Of course, a depth sounder is also important for confirming the water depth. Whether cruising at night or during the day, you should not rely solely on the electronic chart, particularly if the chart has not been updated recently.

Radar Love

Seeing everything that’s around you at night makes you feel more confident while cruising, and that’s just what radar (radio detection and ranging) is: your sight when your eyes are blind.It shows you what’s out there and tells you how far away it is.

While a chart plotter shows fixed objects, radar can show you just about everything above the water’s surface, including other boats. Traditionally, radar loses effectiveness at very close range due to a phenomenon called “main bang,” which results in a blob in the middle of the screen that obscures targets close to the boat.

Most multifunction displays, such as the Furuno NavNet system, can also be configured to “overlay” the radar readings on an electronic chart display.

Light Up the Night

Boats don’t have brakes. Know what? They don’t have headlights either. And with good reason. In open water, the light reflecting off waves and mist is often more blinding than beneficial at night.

However, there are occasions when a searchlight or spotlight is handy, particularly if you are trying to locate or identify a nearby object such as an unlit boat, buoy, shoreline or jetty.

Fixed-mounts are nice on bigger boats, while handhelds lend themselves to smaller boats. Whichever you choose, try to use the light sparingly and briefly, particularly if there are other boaters in the immediate vicinity.

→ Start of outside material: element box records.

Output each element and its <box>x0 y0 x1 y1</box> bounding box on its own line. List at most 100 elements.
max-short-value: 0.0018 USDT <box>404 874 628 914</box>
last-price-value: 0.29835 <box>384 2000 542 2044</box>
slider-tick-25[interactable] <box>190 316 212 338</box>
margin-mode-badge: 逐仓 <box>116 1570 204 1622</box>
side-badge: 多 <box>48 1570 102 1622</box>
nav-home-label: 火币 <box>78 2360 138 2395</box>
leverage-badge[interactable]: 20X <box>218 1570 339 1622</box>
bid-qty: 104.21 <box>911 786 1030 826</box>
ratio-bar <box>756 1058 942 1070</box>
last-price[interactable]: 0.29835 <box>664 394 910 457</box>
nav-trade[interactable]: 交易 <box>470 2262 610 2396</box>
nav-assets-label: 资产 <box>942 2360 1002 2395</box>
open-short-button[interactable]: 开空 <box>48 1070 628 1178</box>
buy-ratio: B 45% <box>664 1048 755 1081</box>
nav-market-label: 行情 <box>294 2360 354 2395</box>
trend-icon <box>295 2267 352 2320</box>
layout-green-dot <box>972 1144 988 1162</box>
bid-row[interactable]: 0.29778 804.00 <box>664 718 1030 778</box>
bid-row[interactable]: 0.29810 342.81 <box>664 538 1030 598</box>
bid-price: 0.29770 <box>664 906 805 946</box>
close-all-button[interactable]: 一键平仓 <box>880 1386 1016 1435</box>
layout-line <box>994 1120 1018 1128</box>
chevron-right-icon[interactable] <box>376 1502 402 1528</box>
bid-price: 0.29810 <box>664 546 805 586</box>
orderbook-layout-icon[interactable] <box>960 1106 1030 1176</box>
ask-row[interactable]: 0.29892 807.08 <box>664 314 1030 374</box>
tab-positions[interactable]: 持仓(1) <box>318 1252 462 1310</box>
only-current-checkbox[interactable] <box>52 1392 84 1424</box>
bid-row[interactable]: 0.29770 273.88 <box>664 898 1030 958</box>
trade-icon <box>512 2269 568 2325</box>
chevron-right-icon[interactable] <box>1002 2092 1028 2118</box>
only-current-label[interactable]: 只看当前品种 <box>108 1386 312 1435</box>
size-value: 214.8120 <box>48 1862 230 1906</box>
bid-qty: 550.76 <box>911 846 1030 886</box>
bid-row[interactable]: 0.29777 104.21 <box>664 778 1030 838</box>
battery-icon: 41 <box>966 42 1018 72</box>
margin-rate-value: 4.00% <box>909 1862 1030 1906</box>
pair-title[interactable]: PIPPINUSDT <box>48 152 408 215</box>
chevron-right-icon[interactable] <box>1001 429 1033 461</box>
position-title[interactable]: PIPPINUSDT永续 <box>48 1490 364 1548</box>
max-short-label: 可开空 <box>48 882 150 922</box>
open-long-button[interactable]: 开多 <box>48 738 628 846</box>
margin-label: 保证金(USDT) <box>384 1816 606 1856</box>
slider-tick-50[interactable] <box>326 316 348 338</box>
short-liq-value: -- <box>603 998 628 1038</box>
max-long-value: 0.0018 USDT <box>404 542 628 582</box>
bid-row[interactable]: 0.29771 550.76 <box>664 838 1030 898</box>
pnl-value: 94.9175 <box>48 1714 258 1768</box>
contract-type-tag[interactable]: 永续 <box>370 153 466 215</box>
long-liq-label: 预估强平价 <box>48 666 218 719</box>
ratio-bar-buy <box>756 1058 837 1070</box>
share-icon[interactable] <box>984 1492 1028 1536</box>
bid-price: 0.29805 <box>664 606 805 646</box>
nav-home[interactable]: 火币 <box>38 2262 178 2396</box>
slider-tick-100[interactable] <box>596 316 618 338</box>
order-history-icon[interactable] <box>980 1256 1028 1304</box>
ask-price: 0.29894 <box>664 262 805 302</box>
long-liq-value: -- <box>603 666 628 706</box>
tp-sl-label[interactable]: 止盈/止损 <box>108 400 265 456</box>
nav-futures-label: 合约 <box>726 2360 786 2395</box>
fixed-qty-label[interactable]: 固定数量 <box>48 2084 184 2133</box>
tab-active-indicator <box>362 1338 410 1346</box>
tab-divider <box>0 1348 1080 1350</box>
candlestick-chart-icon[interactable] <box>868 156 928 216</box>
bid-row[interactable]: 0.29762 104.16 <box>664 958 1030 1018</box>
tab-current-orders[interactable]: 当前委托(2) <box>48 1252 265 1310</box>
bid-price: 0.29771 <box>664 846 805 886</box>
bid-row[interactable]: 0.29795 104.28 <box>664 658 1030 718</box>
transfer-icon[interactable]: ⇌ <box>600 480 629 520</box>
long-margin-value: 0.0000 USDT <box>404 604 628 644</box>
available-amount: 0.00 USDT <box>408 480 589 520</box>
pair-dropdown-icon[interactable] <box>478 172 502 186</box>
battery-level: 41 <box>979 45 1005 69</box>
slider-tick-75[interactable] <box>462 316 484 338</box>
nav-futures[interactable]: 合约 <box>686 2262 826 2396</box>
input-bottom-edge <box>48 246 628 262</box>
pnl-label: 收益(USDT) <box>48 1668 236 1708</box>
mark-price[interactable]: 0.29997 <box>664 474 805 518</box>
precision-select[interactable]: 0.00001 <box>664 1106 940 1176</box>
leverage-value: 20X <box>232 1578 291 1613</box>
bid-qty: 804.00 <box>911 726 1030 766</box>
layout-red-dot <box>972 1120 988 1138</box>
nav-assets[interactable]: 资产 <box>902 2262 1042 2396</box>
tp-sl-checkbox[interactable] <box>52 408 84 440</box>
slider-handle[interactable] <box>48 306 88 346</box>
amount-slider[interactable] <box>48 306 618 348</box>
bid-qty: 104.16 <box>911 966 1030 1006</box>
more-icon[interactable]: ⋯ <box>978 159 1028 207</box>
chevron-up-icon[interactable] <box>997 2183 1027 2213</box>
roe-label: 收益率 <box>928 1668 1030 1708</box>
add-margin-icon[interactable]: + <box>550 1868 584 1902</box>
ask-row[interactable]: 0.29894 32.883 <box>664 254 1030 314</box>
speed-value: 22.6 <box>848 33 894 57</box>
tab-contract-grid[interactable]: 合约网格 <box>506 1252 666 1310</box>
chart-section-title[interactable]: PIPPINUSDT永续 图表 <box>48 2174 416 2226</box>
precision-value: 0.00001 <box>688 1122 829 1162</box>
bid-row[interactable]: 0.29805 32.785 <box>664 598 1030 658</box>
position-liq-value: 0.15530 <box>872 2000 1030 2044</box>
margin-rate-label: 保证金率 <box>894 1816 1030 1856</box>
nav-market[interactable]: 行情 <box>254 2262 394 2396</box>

Docking lights are another option, usually flush-mounted just below the rub rail on both sides of the bow. Yet, they are designed for use only in close-quarters situations such as when pulling into a slip at night.

Scope Things Out

You can also buy night vision — a technology that amplifies light through a scope. This lets you see as if it were daytime, though everything’s cast in green.

An affordable night-vision device is the NVD mini scope from Minox (minox.com, $299). Measuring just 5½ inches long and 2 inches in diameter, this rechargeable scope not only amplifies available light, but also beams infrared light.

Learn the Lights

The U.S. Coast Guard has long-established light display standards for nighttime navigation, and these apply to both vessels and navaids such as channel markers.

If you do much night boating, knowing the meaning of lights is essential and might save your boat and your life. For example, you see two vessels in the distance and they’re a few hundred yards apart. So to save time, you think about cutting between the two.

Eyes and Ears

In the end, the most valuable navigation tool is a sharp eye. And the more, the better when darkness falls. There should be two pairs of eyes (and ears, since sound travels well on the water) on the bridge at night.

Also, with two lookouts, it is less likely that either will fall asleep on the bridge. This is a real issue, particularly on long night passages while using autopilot and sitting in a comfortable helm chair.

Having that someone special on the bridge at night might keep you from falling asleep, but it can distract from maintaining a lookout..

So don’t forget these helpful pointers on how to maneuver your boat at night. 1) Take it slow and easy;  2) proper lighting;  3) scope things out and 4) use your eyes and ears.